Имеем: Флоринский, биолог, но гуманист, рассуждает о том, как улучшить качество человеческого стада, а заодно и поголовье русских. Его подходы вполне круты: планирование, воспитание. Правда, Флоринский, как кажется, был сторонником того, что воспитанные свойства наследуются. Иначе трудно объяснить его пассажи типа: «Приморские жители и жители степей приобретают вследствие постоянного упражнения способность дальнозоркости, которую потом передают потомству» (с. 76). Чему, впрочем, он сам сопротивляется прямо тут же и говорит об исключительной наследуемости качеств. Думается, Василий Маркович имел в виду большую конкурентоспособность некоторых особей, в том числе при производстве потомства. Иным объяснить трудно, тем более что дальнейшее развитие евгеники пошло исключительно по пути рассмотрения наследуемых признаков, даже не рассматривая дело воспитания как изначально безнадежное для целей улучшения деловых качеств народа.

Советская евгеника, как и любая иная, стояла на позициях улучшения породы двумя способами: стерилизацией малоценного биологического материала и стимулированием рождаемости в среде высокоранговых особей. Наивность, как и антигуманность, советских биологов не знала границ: кто позволил бы им определять положительную ценность индивида и способствовать плодовитости социальных конкурентов тех, кто пришел к власти в октябре 1917-го? Посему положительная программа должна была быть свернута. Так диктовала ленинская доктрина, мешающая рассмотреть национально-расовый вопрос русской революции и изложить его в терминах оккупации.

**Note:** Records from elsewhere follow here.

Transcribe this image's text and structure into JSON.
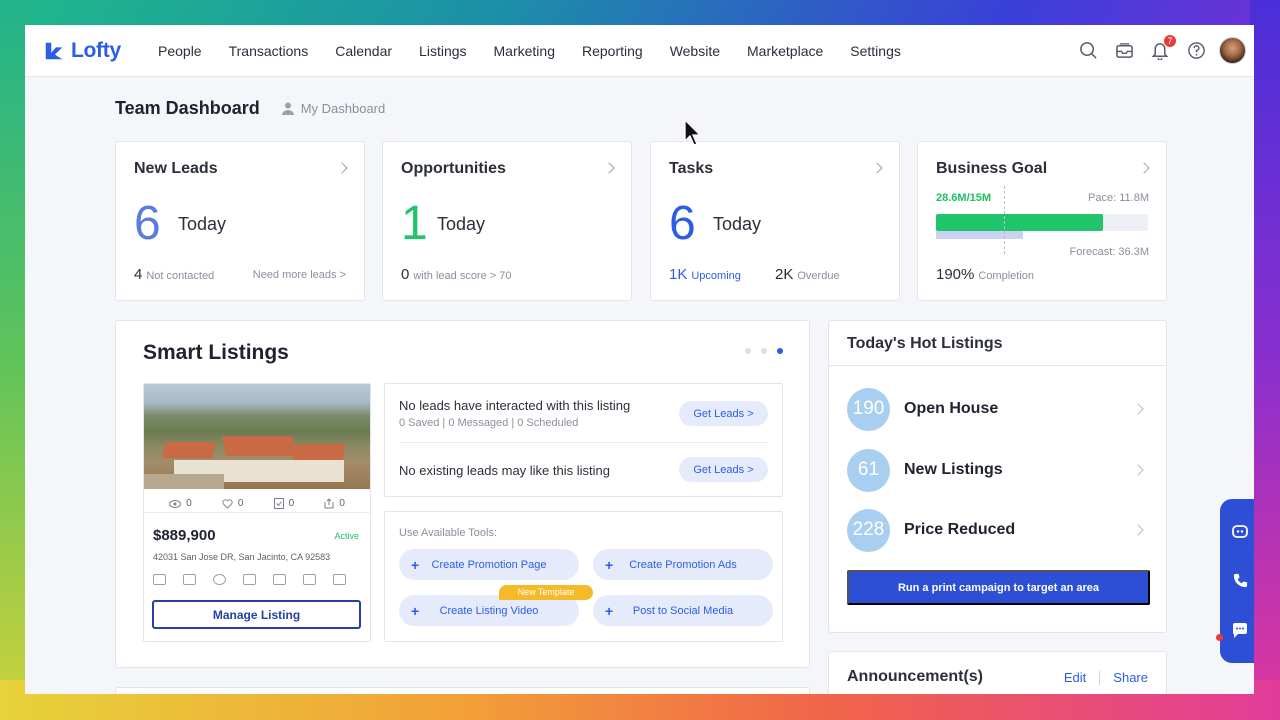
{
  "brand": {
    "name": "Lofty",
    "color": "#2c5de5"
  },
  "nav": {
    "items": [
      "People",
      "Transactions",
      "Calendar",
      "Listings",
      "Marketing",
      "Reporting",
      "Website",
      "Marketplace",
      "Settings"
    ],
    "notification_count": "7",
    "icons": [
      "search-icon",
      "inbox-icon",
      "bell-icon",
      "help-icon",
      "avatar"
    ]
  },
  "header": {
    "title": "Team Dashboard",
    "my_dashboard": "My Dashboard"
  },
  "stats": {
    "new_leads": {
      "title": "New Leads",
      "value": "6",
      "unit": "Today",
      "foot_value": "4",
      "foot_label": "Not contacted",
      "foot_link": "Need more leads >",
      "color": "#5b7be0"
    },
    "opportunities": {
      "title": "Opportunities",
      "value": "1",
      "unit": "Today",
      "foot_value": "0",
      "foot_label": "with lead score > 70",
      "color": "#20c46a"
    },
    "tasks": {
      "title": "Tasks",
      "value": "6",
      "unit": "Today",
      "upcoming_value": "1K",
      "upcoming_label": "Upcoming",
      "overdue_value": "2K",
      "overdue_label": "Overdue",
      "color": "#2c5de5"
    },
    "goal": {
      "title": "Business Goal",
      "progress": "28.6M/15M",
      "pace": "Pace: 11.8M",
      "forecast": "Forecast: 36.3M",
      "completion_value": "190%",
      "completion_label": "Completion",
      "fill_fraction": 0.79,
      "pace_fraction": 0.41
    }
  },
  "smart_listings": {
    "title": "Smart Listings",
    "listing": {
      "views": "0",
      "likes": "0",
      "saves": "0",
      "shares": "0",
      "price": "$889,900",
      "status": "Active",
      "address": "42031 San Jose DR, San Jacinto, CA 92583",
      "manage_label": "Manage Listing"
    },
    "leads": [
      {
        "text": "No leads have interacted with this listing",
        "sub": "0 Saved | 0 Messaged | 0 Scheduled",
        "button": "Get Leads >"
      },
      {
        "text": "No existing leads may like this listing",
        "button": "Get Leads >"
      }
    ],
    "tools_label": "Use Available Tools:",
    "tools": [
      "Create Promotion Page",
      "Create Promotion Ads",
      "Create Listing Video",
      "Post to Social Media"
    ],
    "new_template": "New Template"
  },
  "hot_listings": {
    "title": "Today's Hot Listings",
    "rows": [
      {
        "count": "190",
        "label": "Open House"
      },
      {
        "count": "61",
        "label": "New Listings"
      },
      {
        "count": "228",
        "label": "Price Reduced"
      }
    ],
    "cta": "Run a print campaign to target an area"
  },
  "announcements": {
    "title": "Announcement(s)",
    "edit": "Edit",
    "share": "Share"
  }
}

С другой стороны, против выбраковки материала серьезно выступали сами евгенисты. Аргументация была убийственно верной: то, что считается преступлением на данном этапе истории, может стать подвигом на другом. Предприимчивость, тяга к рискованным затеям, бесстрашие, некоторая житейская глупость и притупленный инстинкт самосохранения – суть качества, необходимые для улучшения популяционной конкурентоспособности.

Впрочем, главная беда советской евгеники заключалась не в том, что она рассматривала статистические законы и ансамбли отнюдь не равнородных частиц-человеков как механизм, способный улучшать свои свойства после модернизирующего ремонта, а в том, что она взяла на себя смелость вершить суд. Не по Сеньке шапка – и без биологов есть особи, решающие, кто к чему предназначен. Для себя они давно выработали евгенические правила поведения, игнорируя такие глупые понятия, как «любовь», а для поголовья оставили приятные предрассудки. Эти «вершители» достаточно умны для того, чтобы оставить протекание процессов в основе природным, достаточно безумны, чтобы иногда позволять экспериментировать творческим силам снизу, достаточно бесстрашны для того, чтобы умереть в результате неверно поставленного опыта. Что и случалось во всякого рода социальных революциях.

Одного они не могли позволить: принимать решения тем, кто на это не способен. А еще больше – вооружать их теорией. Поэтому русская евгеника была свернута, а ее акторы уничтожены в невероятно короткие сроки. Пришедшая на смену революционной теории теория устойчивого развития предполагала опору на скрытую сословность. Утопии Олдоса Хаксли и Евгения Замятина можно читать как иллюстрации к курсу евгеники. Но воплощать их не спешили.

Практическая польза от разгрома русской евгеники очевидна: мы не потеряли агрессивности. Вред, правда, ощущается не менее: похороны науки об улучшении породы человека позволили перейти к скрытому геноциду лучших. Которых худшие во власти умеют чувствовать кожей.

На все это сверху взирают умные и порой отбирают у детей опасные игрушки. Жертвы бывают с обеих сторон.

555

Владимир Борисович Авдеев
глазами неизвестного мне художника

ПРИМЕЧАНИЯ. Данная статья была подготовлена для «Литературной газеты» и сдана в печать в начале декабря 2012 года. Принята. Однако, пролежав в «портфеле редакции» до середины февраля, она уже не смогла быть там опубликована, т.к. автор после конфликта с главредом «ЛГ» Поляковым оказался не только вне состава редакции, но и в персональном «черном списке» главного редактора.